Partiamo dalla prima: il pullover non espande la gabbia toracica. Per fare ciò, infatti, avremmo bisogno di ipertrofia dei muscoli toracici, che si attiverebbe nel caso di flessione dell’omero contro gravità. È abbastanza chiaro che, nel caso del pullover, la flessione avviene grazie alla gravità.

Il secondo riguarda il muscolo gran dentato: quest’ultimo non è coinvolto nel pullover, perché, anche in questo caso, si tratta di un muscolo che lavora durante la flessione e l’abduzione di omero contro gravità.
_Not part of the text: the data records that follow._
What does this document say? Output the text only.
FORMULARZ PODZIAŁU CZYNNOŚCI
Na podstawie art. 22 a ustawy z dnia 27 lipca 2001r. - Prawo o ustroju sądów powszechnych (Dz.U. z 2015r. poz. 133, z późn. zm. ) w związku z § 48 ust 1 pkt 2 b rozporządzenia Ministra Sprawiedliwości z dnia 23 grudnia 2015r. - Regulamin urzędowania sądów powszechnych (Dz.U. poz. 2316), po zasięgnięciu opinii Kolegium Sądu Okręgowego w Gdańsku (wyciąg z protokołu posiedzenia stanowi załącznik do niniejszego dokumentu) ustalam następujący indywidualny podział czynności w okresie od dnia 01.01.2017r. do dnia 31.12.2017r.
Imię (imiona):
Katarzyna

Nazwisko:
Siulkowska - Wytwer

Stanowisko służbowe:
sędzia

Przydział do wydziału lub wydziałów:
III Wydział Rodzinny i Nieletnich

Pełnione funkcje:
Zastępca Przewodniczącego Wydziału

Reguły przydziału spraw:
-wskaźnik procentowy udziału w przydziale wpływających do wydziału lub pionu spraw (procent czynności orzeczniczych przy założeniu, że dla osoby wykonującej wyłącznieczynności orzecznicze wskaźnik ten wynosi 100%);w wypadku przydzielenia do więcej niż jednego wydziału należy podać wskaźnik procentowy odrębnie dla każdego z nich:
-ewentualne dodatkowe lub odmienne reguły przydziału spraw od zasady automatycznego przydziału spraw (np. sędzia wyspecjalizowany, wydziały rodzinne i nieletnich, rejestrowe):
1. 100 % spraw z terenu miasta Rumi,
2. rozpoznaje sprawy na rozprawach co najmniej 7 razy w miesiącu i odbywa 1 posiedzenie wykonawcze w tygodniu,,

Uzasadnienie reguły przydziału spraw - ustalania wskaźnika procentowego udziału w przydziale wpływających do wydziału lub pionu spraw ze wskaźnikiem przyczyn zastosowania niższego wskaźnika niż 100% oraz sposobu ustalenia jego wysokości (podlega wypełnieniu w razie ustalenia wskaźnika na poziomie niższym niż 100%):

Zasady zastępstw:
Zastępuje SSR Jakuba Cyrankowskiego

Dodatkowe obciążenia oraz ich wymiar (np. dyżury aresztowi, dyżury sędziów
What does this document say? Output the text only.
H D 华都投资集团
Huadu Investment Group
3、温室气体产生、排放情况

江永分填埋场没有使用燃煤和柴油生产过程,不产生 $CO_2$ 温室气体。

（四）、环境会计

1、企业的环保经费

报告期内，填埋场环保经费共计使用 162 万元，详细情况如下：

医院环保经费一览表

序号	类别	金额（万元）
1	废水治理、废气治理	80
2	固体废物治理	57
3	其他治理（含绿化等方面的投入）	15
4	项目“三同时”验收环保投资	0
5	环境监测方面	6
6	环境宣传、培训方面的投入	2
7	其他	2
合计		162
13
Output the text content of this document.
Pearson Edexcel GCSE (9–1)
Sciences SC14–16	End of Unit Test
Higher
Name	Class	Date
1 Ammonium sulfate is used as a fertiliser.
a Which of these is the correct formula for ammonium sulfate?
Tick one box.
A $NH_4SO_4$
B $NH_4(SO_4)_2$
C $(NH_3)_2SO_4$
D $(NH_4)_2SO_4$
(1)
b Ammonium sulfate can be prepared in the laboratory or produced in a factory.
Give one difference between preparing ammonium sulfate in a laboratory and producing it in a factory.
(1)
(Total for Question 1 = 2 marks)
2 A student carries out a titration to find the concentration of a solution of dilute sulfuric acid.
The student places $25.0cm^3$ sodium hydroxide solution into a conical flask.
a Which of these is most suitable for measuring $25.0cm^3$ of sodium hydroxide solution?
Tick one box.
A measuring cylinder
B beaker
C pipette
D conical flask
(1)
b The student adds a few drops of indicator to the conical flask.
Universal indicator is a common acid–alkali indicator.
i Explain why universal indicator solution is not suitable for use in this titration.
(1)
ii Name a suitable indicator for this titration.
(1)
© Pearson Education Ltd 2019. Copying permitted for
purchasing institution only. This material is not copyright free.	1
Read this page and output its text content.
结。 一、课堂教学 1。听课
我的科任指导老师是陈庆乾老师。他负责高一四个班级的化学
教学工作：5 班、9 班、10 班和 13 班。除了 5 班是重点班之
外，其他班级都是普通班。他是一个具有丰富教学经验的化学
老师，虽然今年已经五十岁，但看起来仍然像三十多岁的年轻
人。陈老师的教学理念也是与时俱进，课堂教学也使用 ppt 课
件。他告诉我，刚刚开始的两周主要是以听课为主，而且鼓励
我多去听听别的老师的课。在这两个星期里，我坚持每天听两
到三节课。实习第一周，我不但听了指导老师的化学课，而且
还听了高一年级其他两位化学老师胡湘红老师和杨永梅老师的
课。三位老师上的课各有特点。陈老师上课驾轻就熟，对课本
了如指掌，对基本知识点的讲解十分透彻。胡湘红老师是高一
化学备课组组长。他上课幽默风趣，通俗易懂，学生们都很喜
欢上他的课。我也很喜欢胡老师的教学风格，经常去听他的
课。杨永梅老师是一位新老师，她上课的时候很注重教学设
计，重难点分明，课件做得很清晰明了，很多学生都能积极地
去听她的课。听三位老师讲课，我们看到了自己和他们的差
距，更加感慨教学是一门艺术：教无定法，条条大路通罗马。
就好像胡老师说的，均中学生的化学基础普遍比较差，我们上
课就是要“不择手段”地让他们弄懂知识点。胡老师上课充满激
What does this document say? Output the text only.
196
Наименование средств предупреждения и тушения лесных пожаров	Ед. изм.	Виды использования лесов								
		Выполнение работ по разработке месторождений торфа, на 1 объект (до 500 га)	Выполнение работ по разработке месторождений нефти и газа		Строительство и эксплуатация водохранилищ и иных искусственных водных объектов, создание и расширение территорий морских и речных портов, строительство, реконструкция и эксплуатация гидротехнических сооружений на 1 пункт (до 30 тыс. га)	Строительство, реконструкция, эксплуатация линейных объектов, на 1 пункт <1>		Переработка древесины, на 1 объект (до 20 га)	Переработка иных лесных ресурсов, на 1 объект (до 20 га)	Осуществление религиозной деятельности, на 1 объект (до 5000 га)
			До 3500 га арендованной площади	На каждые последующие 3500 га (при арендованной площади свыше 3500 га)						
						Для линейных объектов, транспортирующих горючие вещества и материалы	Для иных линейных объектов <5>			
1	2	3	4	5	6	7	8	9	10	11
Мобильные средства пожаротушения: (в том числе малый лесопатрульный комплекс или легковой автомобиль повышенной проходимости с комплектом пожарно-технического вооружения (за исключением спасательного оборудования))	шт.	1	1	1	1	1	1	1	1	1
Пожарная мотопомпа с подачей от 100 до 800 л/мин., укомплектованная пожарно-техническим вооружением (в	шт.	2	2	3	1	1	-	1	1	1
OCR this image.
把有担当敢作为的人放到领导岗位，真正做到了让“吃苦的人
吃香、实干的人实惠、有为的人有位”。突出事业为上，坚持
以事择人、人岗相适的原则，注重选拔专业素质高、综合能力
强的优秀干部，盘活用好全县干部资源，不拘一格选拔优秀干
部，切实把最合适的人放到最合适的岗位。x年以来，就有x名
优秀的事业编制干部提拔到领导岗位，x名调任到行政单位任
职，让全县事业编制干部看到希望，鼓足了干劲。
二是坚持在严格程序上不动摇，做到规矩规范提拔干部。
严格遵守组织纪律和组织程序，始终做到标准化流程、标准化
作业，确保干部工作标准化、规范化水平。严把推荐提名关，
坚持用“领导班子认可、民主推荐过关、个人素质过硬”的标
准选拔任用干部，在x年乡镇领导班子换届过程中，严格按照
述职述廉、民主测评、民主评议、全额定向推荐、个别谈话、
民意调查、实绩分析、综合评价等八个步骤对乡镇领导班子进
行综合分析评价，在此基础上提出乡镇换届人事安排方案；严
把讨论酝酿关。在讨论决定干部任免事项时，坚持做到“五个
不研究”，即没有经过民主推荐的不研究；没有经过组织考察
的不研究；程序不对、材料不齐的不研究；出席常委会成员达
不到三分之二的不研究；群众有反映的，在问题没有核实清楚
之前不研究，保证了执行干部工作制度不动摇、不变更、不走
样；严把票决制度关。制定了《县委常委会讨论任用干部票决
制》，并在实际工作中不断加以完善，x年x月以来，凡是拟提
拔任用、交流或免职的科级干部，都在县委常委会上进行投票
Evitare i rischi con il pullover

Il pullover è un esercizio che non va mai inserito a caso all’interno di un programma, ma bisogna effettuare sempre una valutazione soggettiva. Poiché viene raggiunta la massima flessione dell’omero, infatti, è necessario che il soggetto goda di una buona mobilità della spalla, da valutare prima dell’inserimento dell’esercizio.

Il pullover non va mai inserito se, in passato, il soggetto abbia avuto una lussazione della spalla, in quanto espone al rischio di recidive, fastidiose e dolorose.

In quest’articolo, dunque, abbiamo approfondito il pullover, un esercizio molto conosciuto che può far lavorare pettorali e dorsali. Le varianti permettono di concentrarci maggiormente sull’uno o sull’altro muscolo, stando attenti in fase di esecuzione perché può portare qualche rischio, esponendo infatti l’omero a una massima flessione.